Faith and Patronage: The Political Career of Flaithri O Maolchonaire c. 1560-1629.
Morrill, John
Faith and Patronage: The Political Career of Flaithri O
Maolchonaire c. 1560-1629. By Benjamin Hazard. New Directions in Irish
History 4. Dublin: Irish Academic, 2010. xvi + 222 pp. $69.95.
This is a demanding book. It uses the Irish forms of all names so
that even its hero is disguised from most of us. Flaithri O Maolchonaire
may not be known to readers; Florence Conry should be. The bibliography
takes up more than 10 percent of the book, and the notes half of the
rest. There is an appendix of twenty-four key documents printed
(untranslated) in Latin and Castilian. Hazard has scoured the archives
in five countries and six languages. Confidant and confessor of Ui O
Neill and Ui O Domhnaill (O'Neills and O'Donnells), founder of
the great Franciscan seminary in Louvain (Leuven) and of chaplaincies to
the emigre Irish regiments in the Spanish service, absentee Archbishop
of Tuam, organizer of insurrection and international action to overthrow
the heretical and tyrannical rule of Protestant kings in Ireland, O
Maolchonaire was at the eye of many ecclesiastical storms for thirty
years. A Franciscan who distasted (to put it mildly) Jesuits and Jesuit
political theology, a courtier who won and lost battles at the courts of
Philip III and Philip IV, he is an extraordinary story told with a
daunting authority.
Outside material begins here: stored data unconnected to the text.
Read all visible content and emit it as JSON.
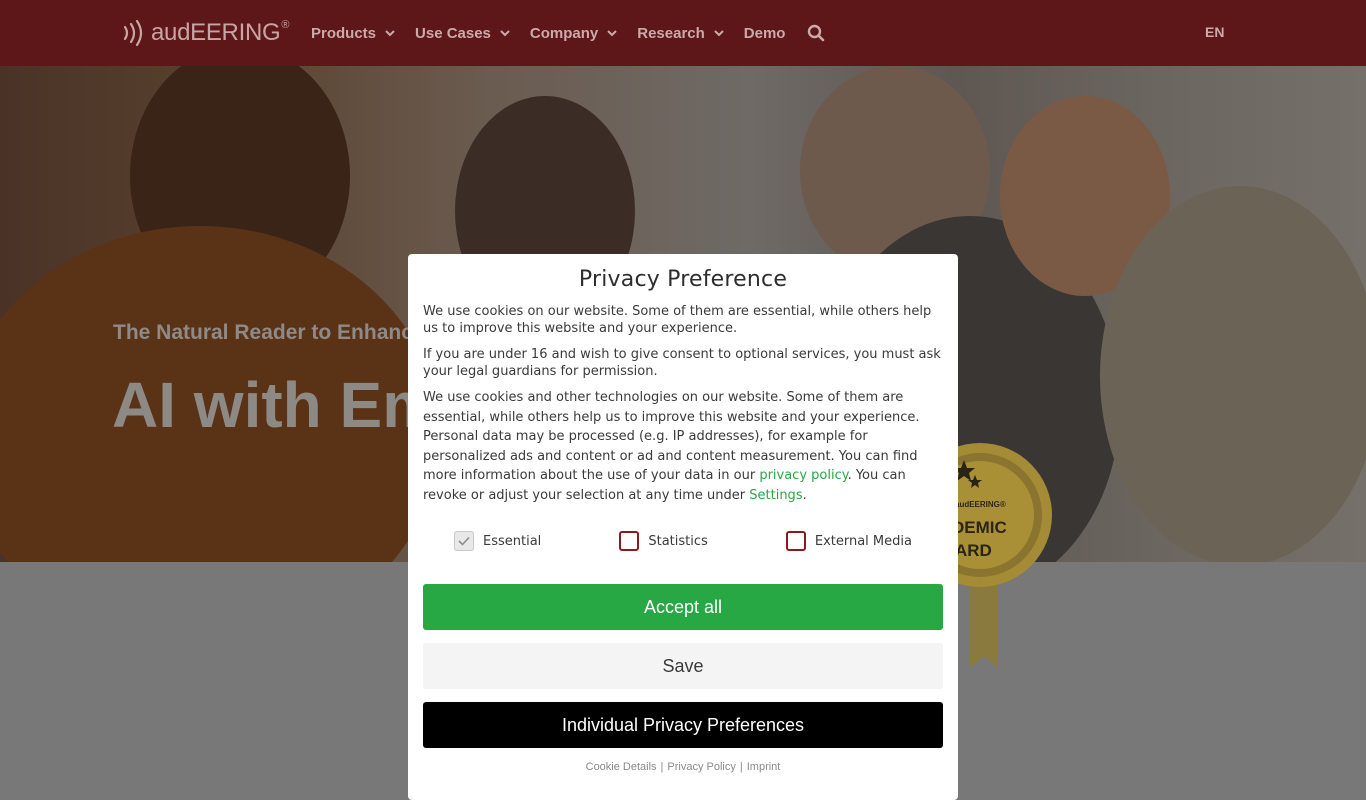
{
  "header": {
    "logo_text": "audEERING",
    "logo_reg": "®",
    "nav": [
      {
        "label": "Products",
        "has_dropdown": true
      },
      {
        "label": "Use Cases",
        "has_dropdown": true
      },
      {
        "label": "Company",
        "has_dropdown": true
      },
      {
        "label": "Research",
        "has_dropdown": true
      },
      {
        "label": "Demo",
        "has_dropdown": false
      }
    ],
    "search_icon": "search-icon",
    "language": "EN"
  },
  "hero": {
    "tagline": "The Natural Reader to Enhance",
    "heading": "AI with Em",
    "award_line1": "audEERING®",
    "award_line2": "DEMIC",
    "award_line3": "ARD"
  },
  "modal": {
    "title": "Privacy Preference",
    "para1": "We use cookies on our website. Some of them are essential, while others help us to improve this website and your experience.",
    "para2": "If you are under 16 and wish to give consent to optional services, you must ask your legal guardians for permission.",
    "para3_before": "We use cookies and other technologies on our website. Some of them are essential, while others help us to improve this website and your experience. Personal data may be processed (e.g. IP addresses), for example for personalized ads and content or ad and content measurement. You can find more information about the use of your data in our ",
    "privacy_link": "privacy policy",
    "para3_middle": ". You can revoke or adjust your selection at any time under ",
    "settings_link": "Settings",
    "para3_after": ".",
    "checkboxes": [
      {
        "label": "Essential",
        "checked": true,
        "disabled": true
      },
      {
        "label": "Statistics",
        "checked": false,
        "disabled": false
      },
      {
        "label": "External Media",
        "checked": false,
        "disabled": false
      }
    ],
    "accept_label": "Accept all",
    "save_label": "Save",
    "individual_label": "Individual Privacy Preferences",
    "footer_links": [
      "Cookie Details",
      "Privacy Policy",
      "Imprint"
    ],
    "footer_separator": "|"
  },
  "colors": {
    "header_bg": "#5d1718",
    "accent_green": "#28a745",
    "checkbox_border": "#8b1a1a"
  }
}
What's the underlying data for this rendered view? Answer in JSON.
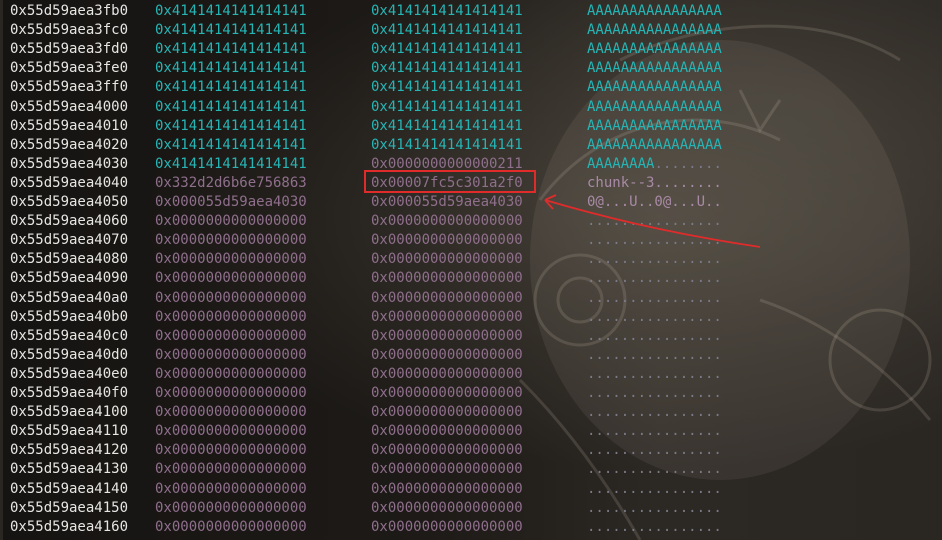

Raised in the family of the seanchaidh chroniclers
and genealogists to the Ui Chonchobhair (O'Connor) kings of
Connacht, O Maolchonaire's absorption into the new thinking of
Rome, Madrid, and Flanders made him a great Counter-Reformation figure.
This pithy book profoundly affects how we see the Catholic world in the
early seventeenth century and is well worth the effort of reading.